Xinhua tidak menyebutkan berapa lama pertemuan itu akan berlangsung. Namun sebelumnya, pertemuan untuk membahas kebijakan ekonomi itu seringkali berlangsung selama dua sampai tiga hari.

Pertemuan tahunan itu diawasi ketat guna mendapatkan petunjuk tentang target ekonomi Tiongkok pada tahun mendatang untuk pertumbuhan produk domestik bruto (PDB), meskipun kesimpulan rapat mungkin tidak akan diumumkan secara resmi hingga Maret.

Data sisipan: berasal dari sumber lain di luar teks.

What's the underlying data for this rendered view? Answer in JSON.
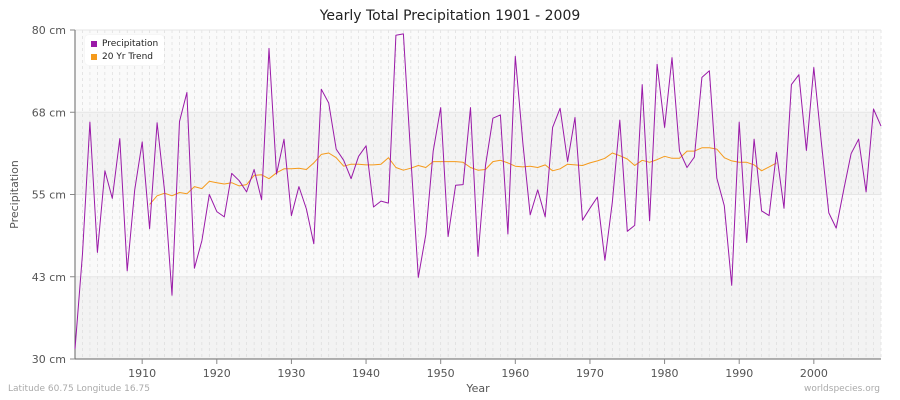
{
  "chart_data": {
    "type": "line",
    "title": "Yearly Total Precipitation 1901 - 2009",
    "xlabel": "Year",
    "ylabel": "Precipitation",
    "xlim": [
      1901,
      2009
    ],
    "ylim": [
      30,
      80
    ],
    "yticks": [
      "30 cm",
      "43 cm",
      "55 cm",
      "68 cm",
      "80 cm"
    ],
    "ytick_values": [
      30,
      42.5,
      55,
      67.5,
      80
    ],
    "xticks": [
      "1910",
      "1920",
      "1930",
      "1940",
      "1950",
      "1960",
      "1970",
      "1980",
      "1990",
      "2000"
    ],
    "legend_position": "top-left",
    "grid": true,
    "series": [
      {
        "name": "Precipitation",
        "color": "#9a1aa8",
        "x_start": 1901,
        "values": [
          31.5,
          46,
          66,
          46.2,
          58.6,
          54.4,
          63.5,
          43.4,
          55.7,
          63,
          49.8,
          65.9,
          55.5,
          39.7,
          66.1,
          70.5,
          43.8,
          48,
          55,
          52.4,
          51.6,
          58.2,
          57.1,
          55.4,
          58.8,
          54.2,
          77.2,
          58.1,
          63.4,
          51.8,
          56.2,
          52.8,
          47.5,
          71,
          68.9,
          61.9,
          60.2,
          57.4,
          60.8,
          62.4,
          53.1,
          54,
          53.7,
          79.2,
          79.4,
          60.7,
          42.4,
          48.9,
          61.6,
          68.2,
          48.6,
          56.4,
          56.5,
          68.2,
          45.6,
          59.4,
          66.6,
          67.1,
          49,
          76,
          62.9,
          51.9,
          55.7,
          51.6,
          65.2,
          68.1,
          60,
          66.7,
          51.1,
          52.9,
          54.6,
          45,
          53.8,
          66.3,
          49.4,
          50.3,
          71.7,
          51,
          74.8,
          65.2,
          75.8,
          61.6,
          59.1,
          60.7,
          72.8,
          73.8,
          57.5,
          53.3,
          41.2,
          66,
          47.7,
          63.4,
          52.5,
          51.8,
          61.4,
          52.9,
          71.7,
          73.2,
          61.7,
          74.3,
          63,
          52.2,
          49.9,
          55.7,
          61.2,
          63.4,
          55.4,
          68,
          65.4
        ]
      },
      {
        "name": "20 Yr Trend",
        "color": "#f59a1b",
        "x_start": 1911,
        "values": [
          53.5,
          54.8,
          55.2,
          54.8,
          55.3,
          55.1,
          56.2,
          55.9,
          57,
          56.8,
          56.6,
          56.8,
          56.3,
          56.5,
          57.9,
          58,
          57.4,
          58.3,
          58.9,
          58.9,
          59,
          58.8,
          59.8,
          61.1,
          61.3,
          60.6,
          59.3,
          59.6,
          59.6,
          59.5,
          59.5,
          59.6,
          60.6,
          59.1,
          58.7,
          59,
          59.4,
          59.1,
          60,
          60,
          60,
          60,
          59.9,
          59.1,
          58.7,
          58.8,
          60,
          60.2,
          59.8,
          59.3,
          59.2,
          59.3,
          59.1,
          59.5,
          58.6,
          58.9,
          59.6,
          59.5,
          59.4,
          59.8,
          60.1,
          60.5,
          61.3,
          60.9,
          60.4,
          59.4,
          60.2,
          59.9,
          60.3,
          60.8,
          60.5,
          60.5,
          61.6,
          61.6,
          62.1,
          62.1,
          61.9,
          60.6,
          60.1,
          59.9,
          59.9,
          59.5,
          58.6,
          59.2,
          59.8
        ]
      }
    ]
  },
  "labels": {
    "title": "Yearly Total Precipitation 1901 - 2009",
    "xlabel": "Year",
    "ylabel": "Precipitation",
    "legend": [
      "Precipitation",
      "20 Yr Trend"
    ],
    "footer_left": "Latitude 60.75 Longitude 16.75",
    "footer_right": "worldspecies.org"
  }
}
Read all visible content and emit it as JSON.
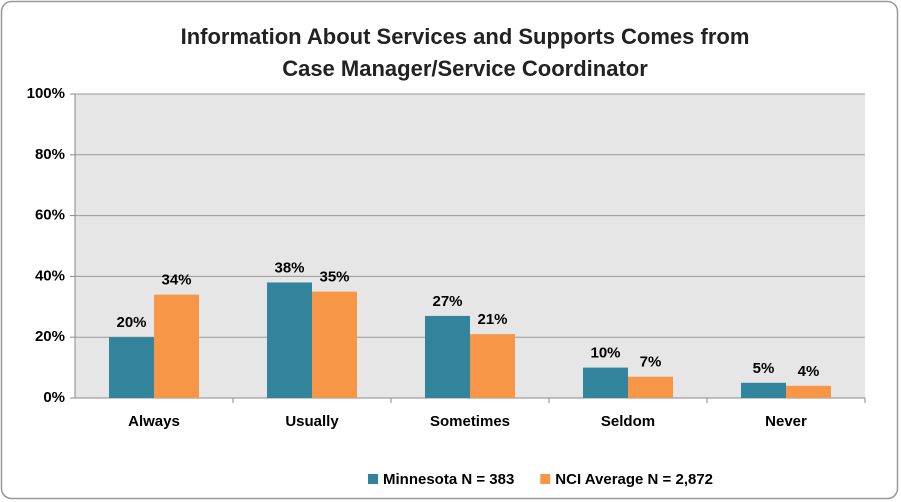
{
  "chart_data": {
    "type": "bar",
    "title": [
      "Information About Services and Supports Comes from",
      "Case Manager/Service Coordinator"
    ],
    "categories": [
      "Always",
      "Usually",
      "Sometimes",
      "Seldom",
      "Never"
    ],
    "series": [
      {
        "name": "Minnesota N = 383",
        "color": "#31849b",
        "values": [
          20,
          38,
          27,
          10,
          5
        ],
        "value_labels": [
          "20%",
          "38%",
          "27%",
          "10%",
          "5%"
        ]
      },
      {
        "name": "NCI Average N = 2,872",
        "color": "#f79646",
        "values": [
          34,
          35,
          21,
          7,
          4
        ],
        "value_labels": [
          "34%",
          "35%",
          "21%",
          "7%",
          "4%"
        ]
      }
    ],
    "ylim": [
      0,
      100
    ],
    "yticks": [
      {
        "value": 0,
        "label": "0%"
      },
      {
        "value": 20,
        "label": "20%"
      },
      {
        "value": 40,
        "label": "40%"
      },
      {
        "value": 60,
        "label": "60%"
      },
      {
        "value": 80,
        "label": "80%"
      },
      {
        "value": 100,
        "label": "100%"
      }
    ],
    "grid": true,
    "legend": "bottom"
  }
}
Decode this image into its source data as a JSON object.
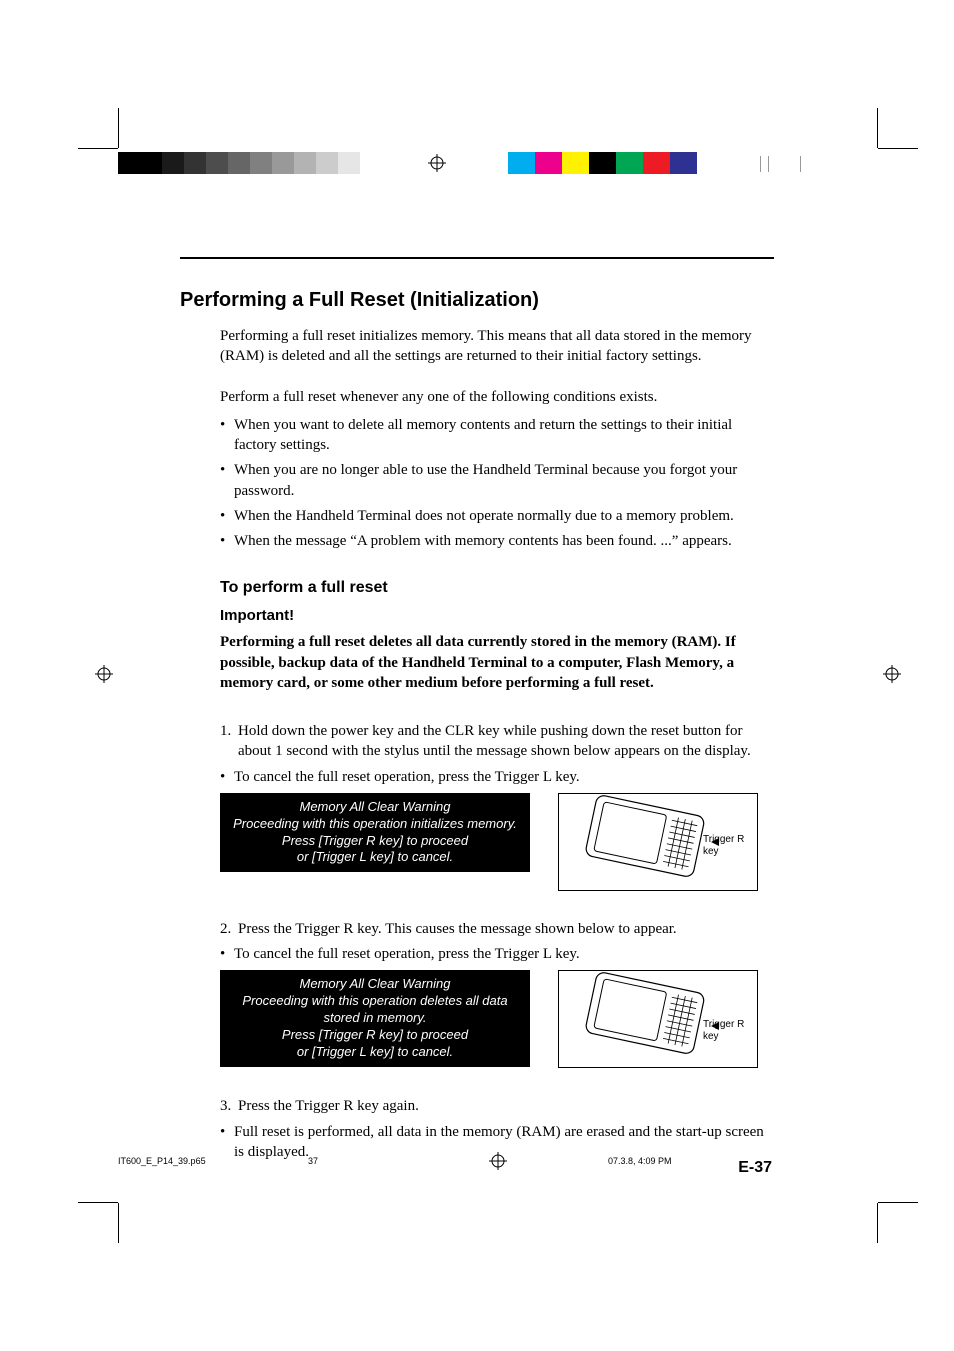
{
  "print": {
    "grayscale": [
      "#000000",
      "#000000",
      "#1a1a1a",
      "#333333",
      "#4d4d4d",
      "#666666",
      "#808080",
      "#999999",
      "#b3b3b3",
      "#cccccc",
      "#e6e6e6",
      "#ffffff"
    ],
    "colors": [
      "#00aeef",
      "#ec008c",
      "#fff200",
      "#000000",
      "#00a651",
      "#ed1c24",
      "#2e3192",
      "#ffffff"
    ]
  },
  "page": {
    "h1": "Performing a Full Reset (Initialization)",
    "intro": "Performing a full reset initializes memory. This means that all data stored in the memory (RAM) is deleted and all the settings are returned to their initial factory settings.",
    "cond_intro": "Perform a full reset whenever any one of the following conditions exists.",
    "bullets1": [
      "When you want to delete all memory contents and return the settings to their initial factory settings.",
      "When you are no longer able to use the Handheld Terminal because you forgot your password.",
      "When the Handheld Terminal does not operate normally due to a memory problem.",
      "When the message “A problem with memory contents has been found. ...” appears."
    ],
    "h2": "To perform a full reset",
    "important": "Important!",
    "warning": "Performing a full reset deletes all data currently stored in the memory (RAM). If possible, backup data of the Handheld Terminal to a computer, Flash Memory, a memory card, or some other medium before performing a full reset.",
    "step1_num": "1.",
    "step1": "Hold down the power key and the CLR key while pushing down the reset button for about 1 second with the stylus until the message shown below appears on the display.",
    "cancel1": "To cancel the full reset operation, press the Trigger L key.",
    "screen1": {
      "l1": "Memory All Clear Warning",
      "l2": "Proceeding with this operation initializes memory.",
      "l3": "Press [Trigger R key] to proceed",
      "l4": "or [Trigger L key] to cancel."
    },
    "device_label": "Trigger R key",
    "step2_num": "2.",
    "step2": "Press the Trigger R key. This causes the message shown below to appear.",
    "cancel2": "To cancel the full reset operation, press the Trigger L key.",
    "screen2": {
      "l1": "Memory All Clear Warning",
      "l2": "Proceeding with this operation deletes all data",
      "l3": "stored in memory.",
      "l4": "Press [Trigger R key] to proceed",
      "l5": "or [Trigger L key] to cancel."
    },
    "step3_num": "3.",
    "step3": "Press the Trigger R key again.",
    "result": "Full reset is performed, all data in the memory (RAM) are erased and the start-up screen is displayed.",
    "page_num": "E-37"
  },
  "footer": {
    "fname": "IT600_E_P14_39.p65",
    "fpage": "37",
    "fts": "07.3.8, 4:09 PM"
  }
}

Para ekonom semakin mengharapkan penurunan target resmi PDB menjadi sekitar tujuh persen karena adanya tekanan yang berkelanjutan terhadap perekonomian serta komitmen pemerintah untuk mereformasi hal itu.

Pemerintah Tiongkok terakhir kali menurunkan target PDB pada 2012 dari delapan persen menjadi 7,5 persen. Penurunan target PDB menjadi tujuh persen akan menjadi yang terendah sejak 2004.

Politburo dari Partai Komunis Tiongkok yang berkuasa mengatakan pekan lalu bahwa pemerintah akan "mempertahankan ekonomi berada dalam kisaran yang wajar" pada 2015.

Pada kuartal ketiga ini, pertumbuhan ekonomi Tiongkok adalah sebesar 7,3 persen, yakni pertumbuhan yang paling lambat sejak puncak krisis keuangan global pada awal 2009.

Perekonomian Tiongkok kini menghadapi berbagai tantangan termasuk tingkat utang yang tinggi, ancaman deflasi yang meningkat, dan penurunan harga-harga, demikian laporan AFP.